Thread: questions about CLUSTER

questions about CLUSTER

From
Douglas J Hunley
Date:
After reviewing http://www.postgresql.org/docs/8.3/static/sql-cluster.html a
couple of times, I have some questions:
1) it says to run analyze after doing a cluster. i'm assuming autovacuum will
take care of this? or should i go ahead and do the analyze 'now' instead of
waiting?
2) is there any internal data in the db that would allow me to
programmatically determine which tables would benefit from being clustered?
3) for that matter, is there info to allow me to determine which index it
should be clustered on in cases where the table has more than one index?
4) for tables with >1 indexes, does clustering on one index negatively impact
queries that use the other indexes?
5) is it better to cluster on a compound index (index on lastnamefirstname) or
on the underlying index (index on lastname)?

tia
--
Douglas J Hunley (doug at hunley.homeip.net) - Linux User #174778
http://doug.hunley.homeip.net

Everything takes twice as long as you plan for and produces results about half
as good as you hoped.

Re: questions about CLUSTER

From
Bill Moran
Date:
In response to Douglas J Hunley <doug@hunley.homeip.net>:

> After reviewing http://www.postgresql.org/docs/8.3/static/sql-cluster.html a
> couple of times, I have some questions:
> 1) it says to run analyze after doing a cluster. i'm assuming autovacuum will
> take care of this? or should i go ahead and do the analyze 'now' instead of
> waiting?

It's always a good idea to analyze after major DB operations.  Autovacuum
only runs so often.  Also, it won't hurt anything, so why risk not doing
it?

> 2) is there any internal data in the db that would allow me to
> programmatically determine which tables would benefit from being clustered?
> 3) for that matter, is there info to allow me to determine which index it
> should be clustered on in cases where the table has more than one index?

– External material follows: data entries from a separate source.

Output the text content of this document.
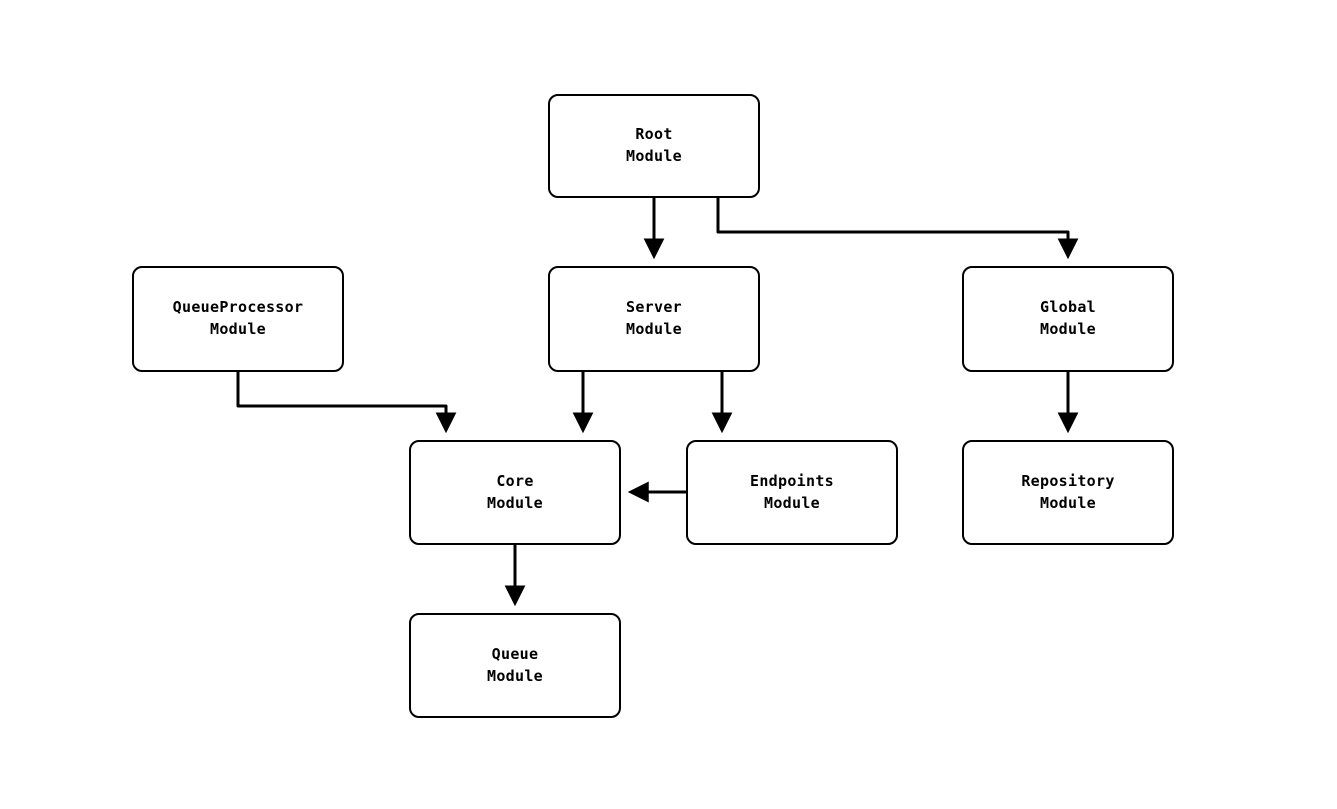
Root
Module
QueueProcessor
Module
Server
Module
Global
Module
Core
Module
Endpoints
Module
Repository
Module
Queue
Module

The pg_stat_user_indexes table keeps stats on how often the index is used.
Indexes that are used frequently are candidates for clustering.

> 4) for tables with >1 indexes, does clustering on one index negatively impact
> queries that use the other indexes?

Not likely.  Clustering only really helps performance if you have an index
that is used to gather ranges of data.  For example, if you frequently
do things like SELECT * FROM log WHERE logdate > 'somedate" and < 'somedate,
you might benefit from clustering on logdate.

But it doesn't really do much if you're only ever pulling one record at a
time.  It's the kind of thing that you really need to experiment with to
understand whether it will have a worthwhile performance impact on your
data and your workload.  I doubt if there's any pat answer.

> 5) is it better to cluster on a compound index (index on lastnamefirstname) or
> on the underlying index (index on lastname)?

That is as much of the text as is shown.